Recipients of monthly benefits who have received at least one monthly retirement allowance by July 1, will receive an automatic 3% increase on their July allowance.
Employees whose effective retirement date is June 1, 1997, or earlier will receive the 3% increase.
The increase results from the legislation passed by the 1996 General Assembly which provides an annual increase on July 1 equal to the percent change in the Consumer Price Index for all urban consumers for the preceding calendar year. The 1996 raise under the law was 2.8%.
In order to apply for disability retirement benefits from KERS, CERS or SPRS, an employee must file the disability application at the retirement office within 12 months of the last day of paid employment in a regular full-time position.
Workers' Compensation is not considered "creditable compensation," or salary, for retirement purposes. Unless the employee is being paid sick leave at least equal to the employee's regular full-time pay, the employee is considered off-payroll for retirement purposes.
That means the employee may lose the right to apply for disability retirement if he remains on Workers' Compensation and does not file a disability application at the retirement office within 12 months of the date he began receiving Workers' Compensation.
Any employee who has a medical condition that could last for 12 months should contact the retirement office for information about disability retirement.

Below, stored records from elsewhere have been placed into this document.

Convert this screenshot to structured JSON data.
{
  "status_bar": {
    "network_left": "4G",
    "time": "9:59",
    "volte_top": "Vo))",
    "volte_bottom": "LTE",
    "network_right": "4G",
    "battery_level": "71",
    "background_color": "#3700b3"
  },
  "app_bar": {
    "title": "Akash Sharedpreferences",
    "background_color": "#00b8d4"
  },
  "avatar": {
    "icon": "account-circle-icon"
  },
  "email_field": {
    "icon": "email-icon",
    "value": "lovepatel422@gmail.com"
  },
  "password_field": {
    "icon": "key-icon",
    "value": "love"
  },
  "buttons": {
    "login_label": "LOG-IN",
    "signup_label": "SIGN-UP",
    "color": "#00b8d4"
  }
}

Internal Revenue Code Section 401(a)(17) limits annual compensation for determining retirement benefits to a maximum of $150,000 in fiscal year 1996-97 and $160,000 in fiscal year 1997-98. This is the maximum compensation that may be used in determining retirement benefits.
No employer or employee retirement contributions are paid on salary above these limits.
Few members are directly affected by the annual compensation limit.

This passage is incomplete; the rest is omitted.